Sono passati 20 anni dalla scomparsa di Fabrizio De Andrè, 20 anni in cui il mondo ha subìto una delle sue trasformazioni più profonde. E chissà in che modo Faber avrebbe vissuto questo ventennio, chissà con quale occhio lo avrebbe guardato e con quali parole lo avrebbe raccontato. Probabilmente con il suo consueto riserbo, schivando i curiosi, sarebbe rimasto lì, ai margini della società, come i grandi che non hanno bisogno di ritagliarsi a tutti i costi uno spazio in prima fila. L’aveva scelto, quel posto nel mondo, per dare voce a tutti coloro che lì, ai margini, erano stati messi senza possibilità di appello né remissione: gli ultimi, i disperati, i diversi. Vagabondi, erranti, prostitute. Gli esclusi sono diventati con lui personaggi senza tempo, simboli di una rivoluzione che non deve imbracciare il fucile per essere ascoltata.
Fabrizio De André nasceva il 18 Febbraio 1940, il padre lo avrebbe voluto avvocato, ma lui amava la poesia. Non ebbe scelta, come lui stesso confessa: “Benedetto Croce diceva che fino a diciotto anni tutti scrivono poesie e che, da quest’età in poi, ci sono due categorie di persone che continuano a scrivere: i poeti e i cretini. Allora, io mi sono rifugiato prudentemente nella canzone che, in quanto forma d’arte mista, mi consente scappatoie non indifferenti, là dove manca l’esuberanza creativa.“
Inizia così la sua carriera di cantautore, e va da sé che fu un successo. Faber si distinse subito. Come pochi prima di lui, seppe introdurre la vera poesia nella canzone, sublimandola con una musica che accompagnava senza oscurare. Viveva a Genova, ma era un cosmopolita d’animo. Da Bob Dylan, a Leonard Cohen, passando per Edgar Lee Masters e Umberto Saba, seppe conoscere il mondo senza farsi cambiare da esso. Di ogni storia, anche quelle già viste, anche quelle sbagliate, seppe mostrare il suo punto di vista anarchico, antiborghese, anticonformista.

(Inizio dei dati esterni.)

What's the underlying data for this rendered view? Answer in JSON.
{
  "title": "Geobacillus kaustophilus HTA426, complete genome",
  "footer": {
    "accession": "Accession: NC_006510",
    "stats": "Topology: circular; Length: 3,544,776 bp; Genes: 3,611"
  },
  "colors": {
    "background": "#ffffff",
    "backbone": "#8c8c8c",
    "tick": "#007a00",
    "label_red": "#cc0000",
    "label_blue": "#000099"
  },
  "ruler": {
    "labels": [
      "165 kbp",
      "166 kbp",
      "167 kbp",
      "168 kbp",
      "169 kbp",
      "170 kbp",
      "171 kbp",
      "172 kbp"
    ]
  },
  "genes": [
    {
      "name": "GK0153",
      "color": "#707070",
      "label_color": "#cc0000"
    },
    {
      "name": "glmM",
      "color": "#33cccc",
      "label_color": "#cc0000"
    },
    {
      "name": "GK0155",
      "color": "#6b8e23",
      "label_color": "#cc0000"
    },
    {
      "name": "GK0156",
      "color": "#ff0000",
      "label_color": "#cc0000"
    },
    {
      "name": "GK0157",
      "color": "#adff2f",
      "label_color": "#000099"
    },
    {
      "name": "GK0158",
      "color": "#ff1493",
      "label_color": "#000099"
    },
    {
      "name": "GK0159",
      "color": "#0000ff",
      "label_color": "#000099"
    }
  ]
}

E fu così che la morte di una prostituta divenne l’incantevole storia di Marinella, ed il gesto disperato di Michè una ballata, mentre il profondo male di vivere si rivelò nel “Cantico dei Drogati“, o in un Amico troppo fragile per i costumi di una società d’apparenza. Cantò l’amore, ed anche lì seppe elevarlo, fuggendo dalla retorica che lo riduce ad una rima baciata o ad un’assonanza simpatica. L’amore, l’attesa, gli incroci, il destino. La scelta e il coraggio. La fede. Definì Gesù di Nazareth “il più grande rivoluzionario di tutti i tempi“, senza addentrarsi in questioni religiose anche perché “se Dio non esistesse bisognerebbe inventarlo. Esattamente ciò che ha fatto l’uomo da quando ha messo i piedi sulla terra” . Ed anche questo suo pensiero divenne poesia, una Buona Novella.
S’innamorò della Sardegna, dove visse per un periodo. Il suo viaggio conobbe il sequestro insieme alla moglie, ma fu in grado di trasformare anche quello. “Passerà anche questa stazione senza far male, passerà questa pioggia sottile come passa il dolore”. Ogni avvenimento diventava uno stimolo di riflessione, un punto interrogativo dal quale trarre una morale, una possibilità di snaturare le verità del mondo per rivelarne altre, celate, ma forse più reali. La sua interpretazione rivelava una profonda pietas latina, le sue storie una dignità e probabilmente un’inconsapevole volontà di riscatto.
Faber è scomparso l’11 Gennaio 1999, ed in molti ci chiediamo come sarebbe stato oggi il suo sguardo su questo mondo così veloce, connesso e talvolta superficiale. Forse ne sarebbe nata una nuova “Canzone di Maggio”, o un nuovo “Valzer dell’amore cieco”, ma chissà, molto probabilmente avrebbe ancora una volta stupito tutti con un’interpretazione nuova, diversa e avanguardista. Come il suo spirito e le sue canzoni, che pur di un’altra epoca, rimangono eterne. Ci manchi Faber.